Inflation can be a lagging indicator reporting what has previously transpired.
After over-stimulating the economy for a year, the Fed began it’s mission to reverse their mistake by hiking rates this past March by a whopping .25%. That was then followed-up with a .50 rate hike in May, and .75 rate hikes in both June and July.
Fed and Company will meet this Tuesday and make their rate increase announcement on Wednesday afternoon. The consensus is for another .75% rate hike, however I would not rule out something higher. What Powell actually says at this press conference may impact the short-term more than the percentage increase.
Is the global economy slowing? The short answer is yes, with many other countries slowing considerably, and we are following their coat tails.
Last week, Fed Ex issued a profit warning suggesting the global economy has already slowed. Other US companies have also started to reduce guidance. It’s no secret that the housing market has slowed and we’ll hear more reports of the state of the housing market this week.
The next few months are concerning, as Powell has made it clear he wants home and portfolio values to drop, and the unemployment rate to rise. This is his solution to bring inflation under control. Purposely creating demand destruction, well, to me, is not American.
I would much prefer to write about the positives in the economy, however for now, we are where we are! I am looking forward to when this downturn is over.
I do believe, like all downturns, this will end. Keep in mind, the largest generation in the US are the millennials, ages 26 to 41. As they enter their peak earning years, the economy should gain steam in a similar manner to the early 80’s, when the early baby boomers hit their peak earning years.
Last week, US market indexes dropped between 4% and 5%, reflective of the Fed.
Oil, which started the year at $75, zoomed up to $130 and now is below $85/barrel. This is a major piece of data that suggests the economy is definitely slowing down.
Interest rates are in the process of over-shooting with the 2-Year US Treasury ending last Friday with a yield of 3.86% and the 10-year @ 3.45%.
Medicare Part D Update
The Part D Prescription Drug program will have “price stabilization” beginning in 2024. The maximum annual increase in premium cost will be 6%. Boy, 6% doesn’t seem so enticing…. I wonder what drug companies will do in a couple months to their rates in 2023, knowing that in 2024, rate increases will be capped….? We’ll find out shortly.

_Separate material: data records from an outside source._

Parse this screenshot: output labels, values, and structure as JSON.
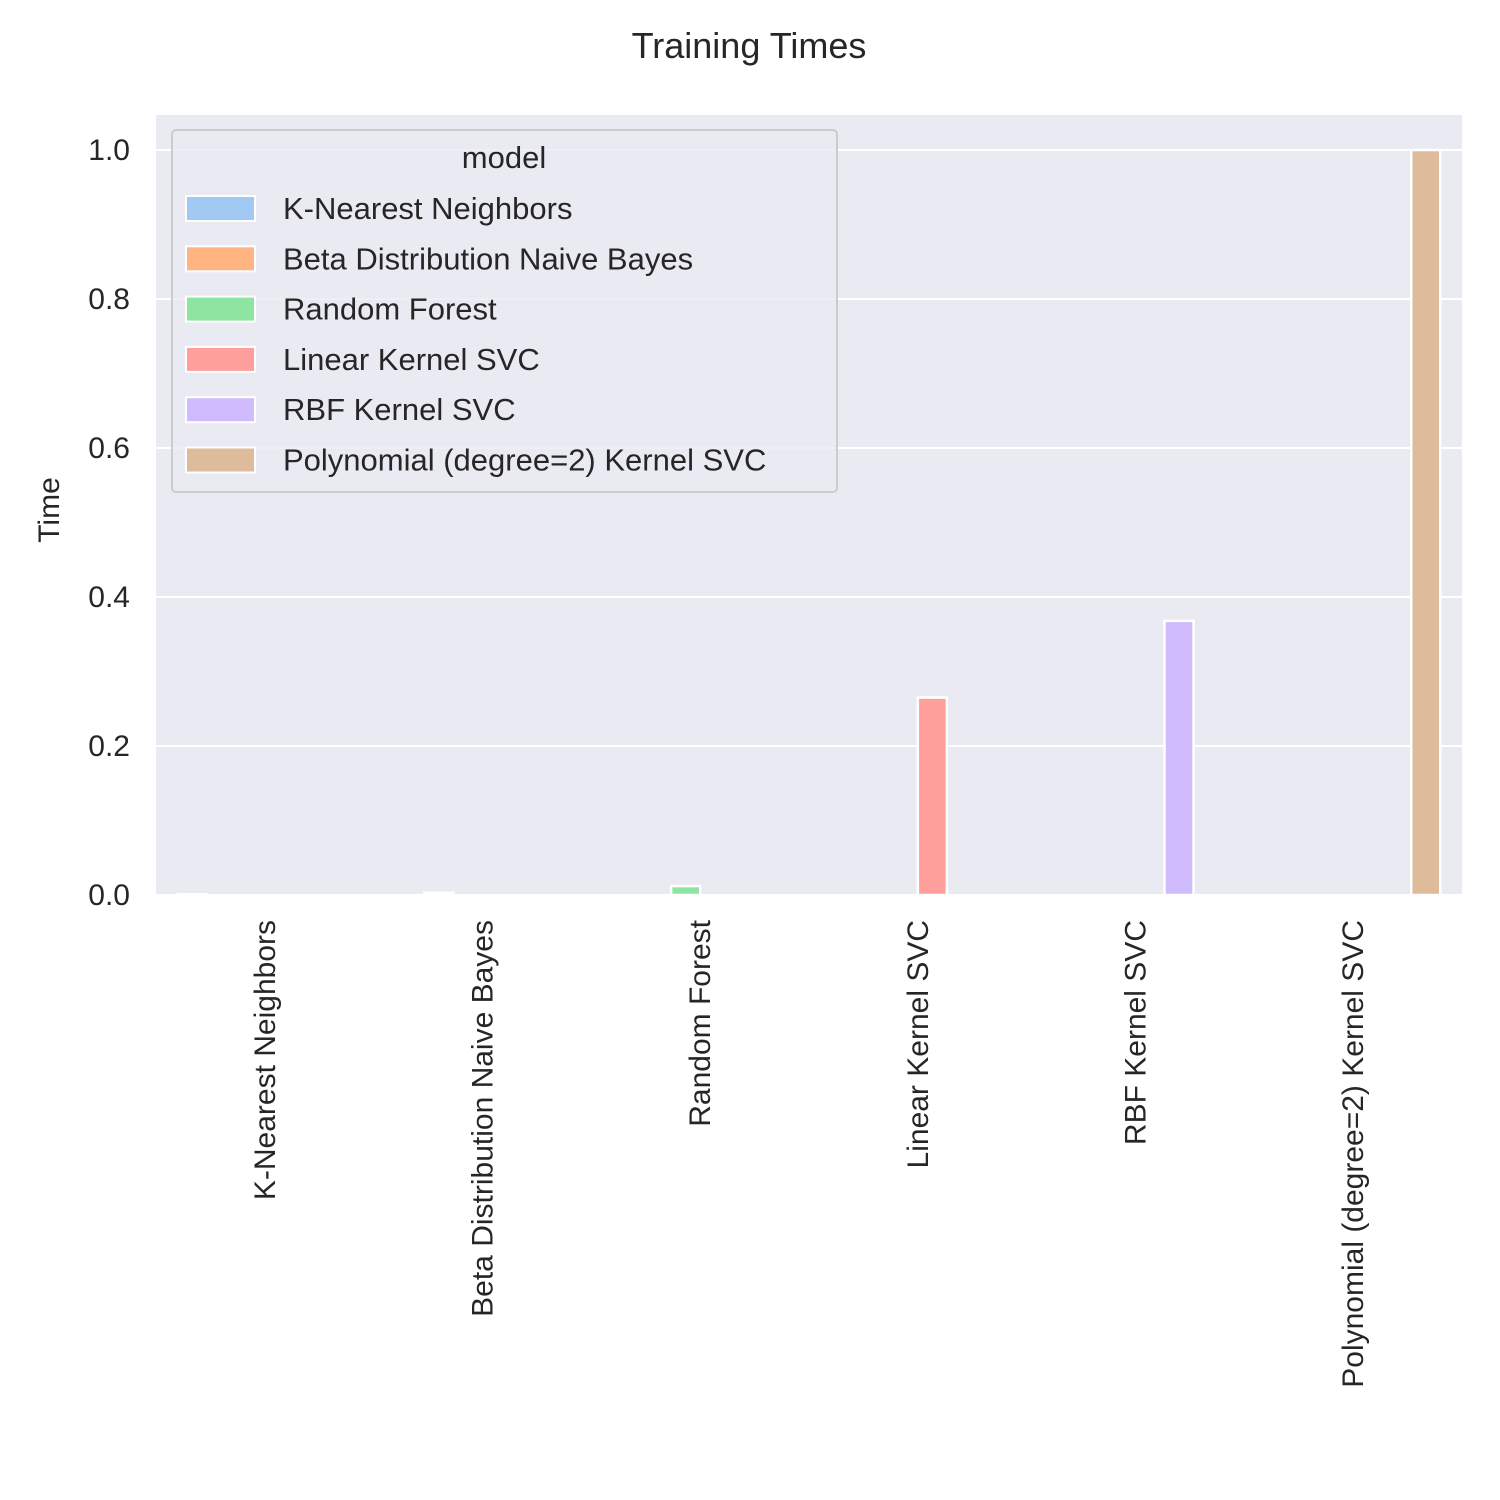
{
  "chart_data": {
    "type": "bar",
    "title": "Training Times",
    "xlabel": "",
    "ylabel": "Time",
    "categories": [
      "K-Nearest Neighbors",
      "Beta Distribution Naive Bayes",
      "Random Forest",
      "Linear Kernel SVC",
      "RBF Kernel SVC",
      "Polynomial (degree=2) Kernel SVC"
    ],
    "hue_title": "model",
    "series": [
      {
        "name": "K-Nearest Neighbors",
        "color": "#a1c9f4",
        "values": [
          0.001,
          0,
          0,
          0,
          0,
          0
        ]
      },
      {
        "name": "Beta Distribution Naive Bayes",
        "color": "#ffb482",
        "values": [
          0,
          0.003,
          0,
          0,
          0,
          0
        ]
      },
      {
        "name": "Random Forest",
        "color": "#8de5a1",
        "values": [
          0,
          0,
          0.012,
          0,
          0,
          0
        ]
      },
      {
        "name": "Linear Kernel SVC",
        "color": "#ff9f9b",
        "values": [
          0,
          0,
          0,
          0.265,
          0,
          0
        ]
      },
      {
        "name": "RBF Kernel SVC",
        "color": "#d0bbff",
        "values": [
          0,
          0,
          0,
          0,
          0.368,
          0
        ]
      },
      {
        "name": "Polynomial (degree=2) Kernel SVC",
        "color": "#debb9b",
        "values": [
          0,
          0,
          0,
          0,
          0,
          1.0
        ]
      }
    ],
    "yticks": [
      "0.0",
      "0.2",
      "0.4",
      "0.6",
      "0.8",
      "1.0"
    ],
    "ylim": [
      0,
      1.05
    ],
    "grid": true,
    "legend_position": "top-left",
    "background_color": "#eaeaf2"
  }
}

Beginning in 2025, Medicare beneficiaries will have a $2K annual out of pocket cap for prescription drugs. You will also have a monthly “smooth-out” option. For example, if you will exceed the 2K, you can either pay as it comes up, or divide the 2K over a 12-month period. This will certainly benefit those on a fixed income.
Clarification for Medicare Drug price negotiation: Beginning in 2026, Medicare will negotiate 10 drugs, followed by 15 more in 2027, and 15 more in 2028. In 2029, 20 additional drugs will be added. My information suggests the drugs chosen in each of those years are the most expensive drugs.
Money on the Sidelines
For those who maintain an emergency fund or just have additional funds not earmarked for stocks and bonds, US Treasuries are offering an attractive opportunity. We can purchase short-term treasuries that have very competitive yields! Your funds will fluctuate as interest rates bump around, however if you hold them until maturity, you will receive full value. For example, this morning a 3-Month Treasury is yielding over 3%, a 6-month, over 3.8%. A 1-year Treasury is approximately 4%.